A licença poderá ser concedida a membros do Ministério Público da União (MPU) que acumularam acervo processual, procedimental ou administrativo. O privilégio pode ser convertido em pagamento em dinheiro, conforme solicitação do servidor.
Sem limites
A gratificação por acúmulo de funções já é aplicada nas Justiças Federal e do Trabalho, e agora será estendida aos membros do MPU.
Mais cedo, o CNJ determinou que qualquer benefício retroativo a magistrados só poderá ser concedido por decisão judicial definitiva, e não por ato administrativo interno. A nova regra foi aprovada por unanimidade e assinada pelo presidente do CNJ e do STF, ministro Luís Roberto Barroso, e pelo corregedor nacional de Justiça, Mauro Campbell Marques.

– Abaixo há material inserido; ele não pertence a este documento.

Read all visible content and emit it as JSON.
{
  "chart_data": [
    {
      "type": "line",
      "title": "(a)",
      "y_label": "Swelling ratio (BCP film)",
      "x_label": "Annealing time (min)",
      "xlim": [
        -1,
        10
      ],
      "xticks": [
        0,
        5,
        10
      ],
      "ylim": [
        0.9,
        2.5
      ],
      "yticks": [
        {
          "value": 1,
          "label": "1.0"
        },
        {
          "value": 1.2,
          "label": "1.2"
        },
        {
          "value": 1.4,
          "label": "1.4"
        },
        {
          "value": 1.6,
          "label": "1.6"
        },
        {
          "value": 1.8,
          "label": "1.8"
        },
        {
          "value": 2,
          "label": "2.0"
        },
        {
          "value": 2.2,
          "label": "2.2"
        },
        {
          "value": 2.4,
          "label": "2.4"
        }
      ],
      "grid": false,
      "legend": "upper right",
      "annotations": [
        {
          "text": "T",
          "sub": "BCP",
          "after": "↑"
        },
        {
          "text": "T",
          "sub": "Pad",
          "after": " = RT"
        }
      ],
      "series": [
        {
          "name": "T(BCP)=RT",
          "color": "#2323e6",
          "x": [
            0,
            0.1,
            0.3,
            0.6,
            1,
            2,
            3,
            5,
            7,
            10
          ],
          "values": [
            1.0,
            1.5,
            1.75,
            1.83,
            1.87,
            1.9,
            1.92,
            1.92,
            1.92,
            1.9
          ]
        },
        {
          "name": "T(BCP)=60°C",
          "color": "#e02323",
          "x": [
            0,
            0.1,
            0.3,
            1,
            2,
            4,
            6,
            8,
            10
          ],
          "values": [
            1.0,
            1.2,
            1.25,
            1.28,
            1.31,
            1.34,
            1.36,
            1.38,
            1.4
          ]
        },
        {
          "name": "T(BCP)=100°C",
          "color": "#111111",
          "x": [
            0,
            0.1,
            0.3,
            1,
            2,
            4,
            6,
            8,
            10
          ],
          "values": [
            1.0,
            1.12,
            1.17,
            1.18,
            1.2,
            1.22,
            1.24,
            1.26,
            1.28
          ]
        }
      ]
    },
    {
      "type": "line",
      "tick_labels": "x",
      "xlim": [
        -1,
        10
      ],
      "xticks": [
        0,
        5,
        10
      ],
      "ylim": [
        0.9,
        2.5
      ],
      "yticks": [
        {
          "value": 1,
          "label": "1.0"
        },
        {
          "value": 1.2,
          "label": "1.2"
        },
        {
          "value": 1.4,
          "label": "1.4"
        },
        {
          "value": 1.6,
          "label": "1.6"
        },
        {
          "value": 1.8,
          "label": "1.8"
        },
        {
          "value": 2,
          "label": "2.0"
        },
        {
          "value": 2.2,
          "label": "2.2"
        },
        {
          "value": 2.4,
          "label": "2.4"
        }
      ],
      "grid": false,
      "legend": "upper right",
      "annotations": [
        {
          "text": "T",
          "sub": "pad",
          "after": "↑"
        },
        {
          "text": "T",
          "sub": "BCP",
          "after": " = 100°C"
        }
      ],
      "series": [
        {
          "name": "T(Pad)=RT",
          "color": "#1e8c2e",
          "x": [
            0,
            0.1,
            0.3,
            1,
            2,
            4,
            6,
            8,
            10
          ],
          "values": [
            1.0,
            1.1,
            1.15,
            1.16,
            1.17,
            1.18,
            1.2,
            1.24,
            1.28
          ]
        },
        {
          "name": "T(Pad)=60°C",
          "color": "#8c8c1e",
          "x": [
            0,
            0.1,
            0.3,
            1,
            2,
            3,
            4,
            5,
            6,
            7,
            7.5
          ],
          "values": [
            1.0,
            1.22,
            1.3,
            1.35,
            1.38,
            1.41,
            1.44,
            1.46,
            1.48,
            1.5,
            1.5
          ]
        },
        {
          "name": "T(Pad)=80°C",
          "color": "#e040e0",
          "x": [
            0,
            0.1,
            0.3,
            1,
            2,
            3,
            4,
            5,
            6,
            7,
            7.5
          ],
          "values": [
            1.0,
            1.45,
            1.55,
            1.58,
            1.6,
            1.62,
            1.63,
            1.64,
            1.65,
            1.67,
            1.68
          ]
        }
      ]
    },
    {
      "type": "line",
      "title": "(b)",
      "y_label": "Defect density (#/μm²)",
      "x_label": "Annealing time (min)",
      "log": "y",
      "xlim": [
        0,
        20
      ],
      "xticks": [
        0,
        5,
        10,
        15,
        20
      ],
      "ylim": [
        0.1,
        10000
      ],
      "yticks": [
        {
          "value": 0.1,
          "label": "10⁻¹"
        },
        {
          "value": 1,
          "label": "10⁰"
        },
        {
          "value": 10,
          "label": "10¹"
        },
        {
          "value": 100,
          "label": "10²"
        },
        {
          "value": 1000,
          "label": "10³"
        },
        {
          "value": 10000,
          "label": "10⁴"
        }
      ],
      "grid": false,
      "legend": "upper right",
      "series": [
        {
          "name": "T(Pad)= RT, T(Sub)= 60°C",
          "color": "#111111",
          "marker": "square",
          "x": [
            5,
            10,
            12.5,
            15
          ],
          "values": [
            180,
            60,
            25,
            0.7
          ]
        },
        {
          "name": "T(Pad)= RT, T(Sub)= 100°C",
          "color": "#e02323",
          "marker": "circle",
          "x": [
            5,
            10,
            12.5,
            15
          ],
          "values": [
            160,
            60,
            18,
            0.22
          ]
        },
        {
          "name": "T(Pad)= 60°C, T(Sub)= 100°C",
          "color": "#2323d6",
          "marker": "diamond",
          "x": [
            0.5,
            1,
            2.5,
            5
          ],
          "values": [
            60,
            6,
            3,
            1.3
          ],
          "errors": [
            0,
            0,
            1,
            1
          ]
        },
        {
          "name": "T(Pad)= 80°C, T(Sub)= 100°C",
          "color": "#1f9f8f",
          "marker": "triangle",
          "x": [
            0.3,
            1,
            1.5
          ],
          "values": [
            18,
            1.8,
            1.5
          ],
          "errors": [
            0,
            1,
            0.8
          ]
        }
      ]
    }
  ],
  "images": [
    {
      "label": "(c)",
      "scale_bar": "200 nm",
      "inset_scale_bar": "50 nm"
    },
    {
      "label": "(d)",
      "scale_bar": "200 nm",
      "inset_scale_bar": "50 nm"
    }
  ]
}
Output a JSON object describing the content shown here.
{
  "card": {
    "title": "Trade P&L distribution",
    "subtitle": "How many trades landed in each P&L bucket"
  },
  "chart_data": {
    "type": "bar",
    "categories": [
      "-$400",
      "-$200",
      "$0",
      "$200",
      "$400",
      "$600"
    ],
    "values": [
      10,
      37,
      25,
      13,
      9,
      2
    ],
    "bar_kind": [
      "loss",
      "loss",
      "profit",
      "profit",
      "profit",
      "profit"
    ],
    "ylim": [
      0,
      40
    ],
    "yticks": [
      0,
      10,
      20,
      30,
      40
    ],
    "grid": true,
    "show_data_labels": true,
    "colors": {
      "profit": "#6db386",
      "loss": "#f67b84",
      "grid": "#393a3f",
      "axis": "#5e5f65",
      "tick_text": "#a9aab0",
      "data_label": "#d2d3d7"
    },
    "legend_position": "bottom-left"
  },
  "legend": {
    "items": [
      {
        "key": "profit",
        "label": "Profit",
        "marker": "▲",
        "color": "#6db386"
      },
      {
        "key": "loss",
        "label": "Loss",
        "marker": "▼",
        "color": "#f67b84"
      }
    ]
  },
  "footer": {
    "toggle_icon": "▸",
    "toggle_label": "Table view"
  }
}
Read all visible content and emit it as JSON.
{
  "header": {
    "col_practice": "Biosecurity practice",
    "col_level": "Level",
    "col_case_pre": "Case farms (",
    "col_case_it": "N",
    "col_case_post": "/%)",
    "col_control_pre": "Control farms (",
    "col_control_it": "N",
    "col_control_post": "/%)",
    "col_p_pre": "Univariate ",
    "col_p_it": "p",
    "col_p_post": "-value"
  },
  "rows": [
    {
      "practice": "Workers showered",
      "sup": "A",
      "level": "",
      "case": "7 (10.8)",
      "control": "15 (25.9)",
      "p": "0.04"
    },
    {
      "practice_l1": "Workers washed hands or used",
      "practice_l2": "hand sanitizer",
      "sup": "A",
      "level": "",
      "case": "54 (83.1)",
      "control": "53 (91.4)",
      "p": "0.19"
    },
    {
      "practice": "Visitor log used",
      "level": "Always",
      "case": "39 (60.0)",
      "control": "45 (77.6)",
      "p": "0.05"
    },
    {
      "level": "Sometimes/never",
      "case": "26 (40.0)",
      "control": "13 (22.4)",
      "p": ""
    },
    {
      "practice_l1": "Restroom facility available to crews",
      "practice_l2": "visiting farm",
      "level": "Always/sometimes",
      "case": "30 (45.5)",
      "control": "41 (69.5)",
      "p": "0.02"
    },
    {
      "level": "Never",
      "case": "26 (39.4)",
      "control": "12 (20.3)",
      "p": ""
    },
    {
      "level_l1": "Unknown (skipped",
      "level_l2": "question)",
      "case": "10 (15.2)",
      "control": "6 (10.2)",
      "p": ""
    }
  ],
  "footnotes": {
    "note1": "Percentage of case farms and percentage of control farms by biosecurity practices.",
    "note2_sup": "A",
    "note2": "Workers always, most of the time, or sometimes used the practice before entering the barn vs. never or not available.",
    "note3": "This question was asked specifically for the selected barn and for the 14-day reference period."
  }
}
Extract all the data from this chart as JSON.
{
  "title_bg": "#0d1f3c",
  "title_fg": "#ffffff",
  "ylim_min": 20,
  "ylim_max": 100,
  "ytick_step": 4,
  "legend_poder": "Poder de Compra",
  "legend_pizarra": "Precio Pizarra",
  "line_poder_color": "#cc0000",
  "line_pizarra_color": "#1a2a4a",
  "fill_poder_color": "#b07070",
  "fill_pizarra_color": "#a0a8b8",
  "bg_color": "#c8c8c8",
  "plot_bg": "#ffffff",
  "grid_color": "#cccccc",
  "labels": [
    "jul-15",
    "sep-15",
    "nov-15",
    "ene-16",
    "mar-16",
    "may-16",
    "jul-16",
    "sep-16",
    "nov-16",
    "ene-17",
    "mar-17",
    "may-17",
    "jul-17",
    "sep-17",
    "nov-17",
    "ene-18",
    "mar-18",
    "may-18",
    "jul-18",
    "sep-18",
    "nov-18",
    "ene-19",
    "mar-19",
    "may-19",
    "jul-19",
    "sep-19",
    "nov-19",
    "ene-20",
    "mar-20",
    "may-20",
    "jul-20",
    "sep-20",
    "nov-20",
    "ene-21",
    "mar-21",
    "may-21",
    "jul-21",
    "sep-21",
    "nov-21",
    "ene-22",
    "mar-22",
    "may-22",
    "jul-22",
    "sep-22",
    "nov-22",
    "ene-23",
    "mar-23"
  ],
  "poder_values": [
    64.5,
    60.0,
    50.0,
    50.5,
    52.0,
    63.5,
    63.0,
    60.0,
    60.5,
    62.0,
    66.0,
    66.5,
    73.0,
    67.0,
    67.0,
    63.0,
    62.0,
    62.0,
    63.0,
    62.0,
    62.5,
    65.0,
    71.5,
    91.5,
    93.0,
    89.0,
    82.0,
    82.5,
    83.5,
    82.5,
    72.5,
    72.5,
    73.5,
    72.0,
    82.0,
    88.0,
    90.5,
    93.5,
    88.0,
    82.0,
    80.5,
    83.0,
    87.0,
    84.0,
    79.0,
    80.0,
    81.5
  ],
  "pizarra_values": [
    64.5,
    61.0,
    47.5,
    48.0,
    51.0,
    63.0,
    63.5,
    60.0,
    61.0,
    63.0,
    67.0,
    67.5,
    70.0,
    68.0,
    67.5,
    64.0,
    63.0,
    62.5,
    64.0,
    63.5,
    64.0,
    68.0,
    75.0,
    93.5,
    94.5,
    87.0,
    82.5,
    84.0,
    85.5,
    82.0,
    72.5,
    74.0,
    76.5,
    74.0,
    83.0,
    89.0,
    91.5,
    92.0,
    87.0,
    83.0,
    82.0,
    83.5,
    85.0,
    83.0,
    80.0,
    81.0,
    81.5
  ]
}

Barroso declarou que “juízes exercem funções da mais alta responsabilidade e, por isso, devem ser remunerados de forma condigna e constitucionalmente equiparada, mas tem havido reações negativas ao pagamento de direitos e vantagens reconhecidos de forma acumulada, que, não raro, resultam em pagamentos vultosos”.
A expectativa é que o Conselho Nacional do Ministério Público (CNMP) siga a decisão do CNJ nos próximos dias.